John Daly
 

 

Remembering Jesse Helms

 
     
 
     
 
 

This is a posting recalling my time covering Jesse Helms. To folks who consider themselves conservative and who consider me liberal, this might surprise you.

 

 

In 1984 I was fortunate to cover Jesse Helms’ senatorial re-election campaign. I was working at WCTI-TV 12 in New Bern, NC.

 

Jesse beat the popular Democratic Governor Jim Hunt. It was a nasty campaign. The worst example was Jesse’s henchmen concocting stories that Hunt was connected to pedophilia.

 

Despite that, I write somewhat glowingly about Jesse and that campaign in my book that teaches you what media bias is and how to overcome it.

 

Jesse Helms, the former GOP senator from North Carolina, taught me to win the information war when I covered his 1984 re-election campaign. He was considered a myopic, backwoods politician by most people from the Northeast. He was calling the New York Times liberal and dishonest long before most right-wingers did. But when I

covered Jesse, he was gracious, answering all my questions without rancor. Why? I was a local television reporter and attached directly to the audience he needed—the conservative, white, Christian, North Carolina voter. Without them, he would never be elected. Without them, he would never have his place on the national and international stage. He didn’t have to be president of the United States to put his stamp on the world; he was the chairman of the Senate Foreign Relations Committee. Jesse could make enemies with all the reporters from the Northeast, but he had to make friends with me. And he made you think having a beer with him would be a pleasure, although I never found out. But when I told my friends back north about the “other” Jesse Helms, they thought I had gone haywire.

 

Granted, history will record that Jesse was a firm opponent to civil rights laws. Was he a racist?

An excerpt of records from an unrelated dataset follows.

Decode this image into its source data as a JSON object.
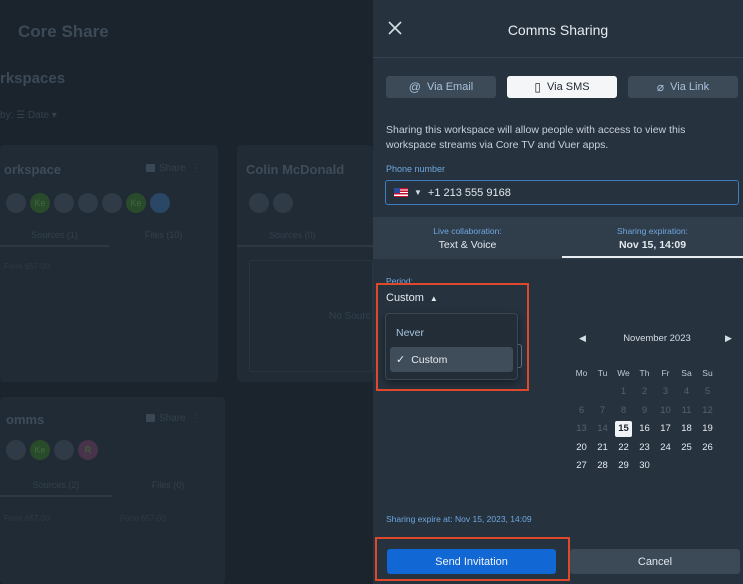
{
  "background": {
    "app_title": "Core Share",
    "workspaces_title": "rkspaces",
    "sort_label": "by:",
    "sort_value": "Date",
    "card1": {
      "title": "orkspace",
      "share": "Share",
      "avatars": [
        "",
        "Ke",
        "",
        "",
        "",
        "Ke",
        ""
      ],
      "tab_sources": "Sources (1)",
      "tab_files": "Files (10)",
      "item": "Form 657-00"
    },
    "card2": {
      "title": "Colin McDonald",
      "tab_sources": "Sources (0)",
      "empty": "No Sourc"
    },
    "card3": {
      "title": "omms",
      "share": "Share",
      "avatars": [
        "",
        "Ke",
        "",
        "R"
      ],
      "tab_sources": "Sources (2)",
      "tab_files": "Files (0)",
      "item1": "Form 657-00",
      "item2": "Form 657-00"
    }
  },
  "panel": {
    "title": "Comms Sharing",
    "tabs": [
      {
        "icon": "@",
        "label": "Via Email",
        "active": false
      },
      {
        "icon": "▯",
        "label": "Via SMS",
        "active": true
      },
      {
        "icon": "⌀",
        "label": "Via Link",
        "active": false
      }
    ],
    "description": "Sharing this workspace will allow people with access to view this workspace streams via Core TV and Vuer apps.",
    "phone_label": "Phone number",
    "phone_value": "+1 213 555 9168",
    "live_label": "Live collaboration:",
    "live_value": "Text & Voice",
    "exp_label": "Sharing expiration:",
    "exp_value": "Nov 15, 14:09",
    "period_label": "Period:",
    "period_value": "Custom",
    "period_options": [
      "Never",
      "Custom"
    ],
    "calendar": {
      "month": "November 2023",
      "weekdays": [
        "Mo",
        "Tu",
        "We",
        "Th",
        "Fr",
        "Sa",
        "Su"
      ],
      "weeks": [
        [
          "",
          "",
          "1",
          "2",
          "3",
          "4",
          "5"
        ],
        [
          "6",
          "7",
          "8",
          "9",
          "10",
          "11",
          "12"
        ],
        [
          "13",
          "14",
          "15",
          "16",
          "17",
          "18",
          "19"
        ],
        [
          "20",
          "21",
          "22",
          "23",
          "24",
          "25",
          "26"
        ],
        [
          "27",
          "28",
          "29",
          "30",
          "",
          "",
          ""
        ]
      ],
      "selected": "15"
    },
    "expire_note": "Sharing expire at: Nov 15, 2023, 14:09",
    "send_label": "Send Invitation",
    "cancel_label": "Cancel"
  },
  "colors": {
    "accent": "#1167d4",
    "highlight": "#e0482b",
    "panel_bg": "#26323e"
  }
}
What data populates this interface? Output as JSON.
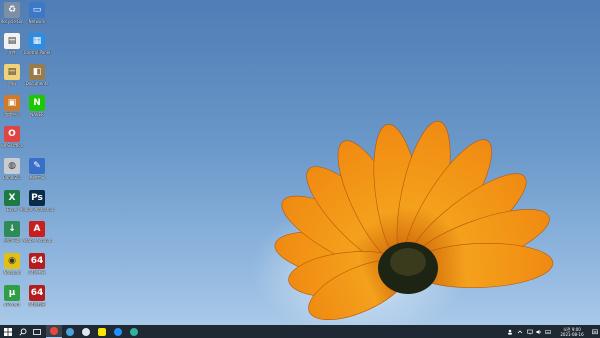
{
  "desktop": {
    "icons": [
      {
        "label": "Recycle Bin",
        "color": "#7f8fa3",
        "glyph": "♻"
      },
      {
        "label": "Network",
        "color": "#3b78c8",
        "glyph": "▭"
      },
      {
        "label": "文件",
        "color": "#f2f2f2",
        "glyph": "▤"
      },
      {
        "label": "Control Panel",
        "color": "#2d8de0",
        "glyph": "▦"
      },
      {
        "label": "资料",
        "color": "#f0d27a",
        "glyph": "▤"
      },
      {
        "label": "Documents",
        "color": "#9b7b4a",
        "glyph": "◧"
      },
      {
        "label": "游戏中心",
        "color": "#d07a2a",
        "glyph": "▣"
      },
      {
        "label": "NAVER",
        "color": "#1ec800",
        "glyph": "N"
      },
      {
        "label": "WPS Office",
        "color": "#e04444",
        "glyph": "O"
      },
      {
        "label": "BandiZip",
        "color": "#c8ccd2",
        "glyph": "◍"
      },
      {
        "label": "系统工具",
        "color": "#3a6fc8",
        "glyph": "✎"
      },
      {
        "label": "Excel",
        "color": "#1d7a44",
        "glyph": "X"
      },
      {
        "label": "Adobe Photoshop",
        "color": "#0a2b4a",
        "glyph": "Ps"
      },
      {
        "label": "应用下载",
        "color": "#2e8b57",
        "glyph": "↓"
      },
      {
        "label": "Adobe Acrobat",
        "color": "#c81e1e",
        "glyph": "A"
      },
      {
        "label": "Notepad",
        "color": "#e0c018",
        "glyph": "◉"
      },
      {
        "label": "64位工具",
        "color": "#b31d1d",
        "glyph": "64"
      },
      {
        "label": "uTorrent",
        "color": "#2f9e44",
        "glyph": "µ"
      },
      {
        "label": "64位程序",
        "color": "#b31d1d",
        "glyph": "64"
      }
    ]
  },
  "taskbar": {
    "start_icon": "windows-logo-icon",
    "search_icon": "search-icon",
    "task_view_icon": "task-view-icon",
    "apps": [
      {
        "name": "chrome-icon",
        "color": "#e8453c",
        "active": true
      },
      {
        "name": "app-icon",
        "color": "#4aa3df",
        "active": false
      },
      {
        "name": "cloud-icon",
        "color": "#dfe6ee",
        "active": false
      },
      {
        "name": "kakaotalk-icon",
        "color": "#f7e600",
        "active": false
      },
      {
        "name": "ie-icon",
        "color": "#1e90ff",
        "active": false
      },
      {
        "name": "edge-icon",
        "color": "#2fb3a0",
        "active": false
      }
    ],
    "tray": {
      "time": "오전 9:00",
      "date": "2021-08-16"
    }
  }
}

You can make arguments both ways. You can also say that Jesse engineered the law that stops foreign aid to countries that allow abortions; an arrogant and short-sighted law that has only increased the world’s population and hunger problems.

 

However, here’s what I can say about Jesse. He was always true to his constituents. He followed their beliefs. Sure, his constituents might have collectively been racists and uneducated religious zealots. But in the purest sense of being a politician, Jesse allowed their voices to be heard on a national and, in some cases, an international stage.

 

Unlike too many politicians today, who pass laws for narrow-minded big money interests, Jesse, for the most part, solely worked for his constituents – even if it meant going against his own party which he did on many occasions.

 

One reason he could: Jesse had no illusions about becoming President. As a result, his focus was entirely on the majority of voters in post World War II North Carolina, which was still white, rural, tobacco country, not yet the modern state that would attract high-tech business and retiring baby-boomers from the North.

 

So yes, I liked Jesse because, simply put, he was easy to cover. First, he was always a great sound bite. I knew a story with Jesse on-camera was going to be a good one. Second, many upward striving politicians really make journalists work because they’re constantly changing their positions. That’s why we hear so many flip-flop charges on a national level.

 

Look at Joe Lieberman. He was nearly Vice President and yet six years later he could barely win his party primary in Connecticut. Why? He was no longer a Connecticut politician, but a national politician who had lost focus on the people who were putting him in office.

 

You can say the same about Obama and McCain who will change their positions over the next five months. I’m not saying they’re right or wrong. You make that decision: just understand where they’ve been and who they’ve been serving.

 

Some of you may be thinking I went soft on Jesse because he was nice to me. Well, you have to respect him for that. Think about it. Jesse got a fair shake from a reporter who was originally from the north and who graduated from a typical liberal, northeast college. Jesse is a good teacher when it comes to handling the media. Now let me defend myself. I was no push-over. Jim Hunt, a very good politician in his own right, got his chance to take shots at Jesse, too.

 

However, I think my respect for Jesse comes from the way he played politics. He was Dick Butkus with a southern drawl. His public brawn camouflaged his superior political intellect.

 

Politics, for me, is a contact-collision sport that is not for the faint of heart. I want the candidates to fight. Of course, we want a fair fight. For example, I may have disagreed with the Swiftboating of John Kerrey, but I believe those folks had every right to voice their opinions. First, that’s the way the laws are set up. I’m not saying they’re good laws since they seem to help incumbents more. Second, the Swiftboaters showed that Kerrey’s campaign failed to respond to something that was so important to voters.

 

In the current campaign, I also have no problems with Barack Obama pulling out of the federal campaign finance laws. The McCain campaign will call him a flip-flopper; they have every right. They also know that Obama has the financial advantage. Obama knows he’s going to need that extra money to quickly respond to the 2008 version of Swiftboaters.

 

I even think Jesse would have agreed with that.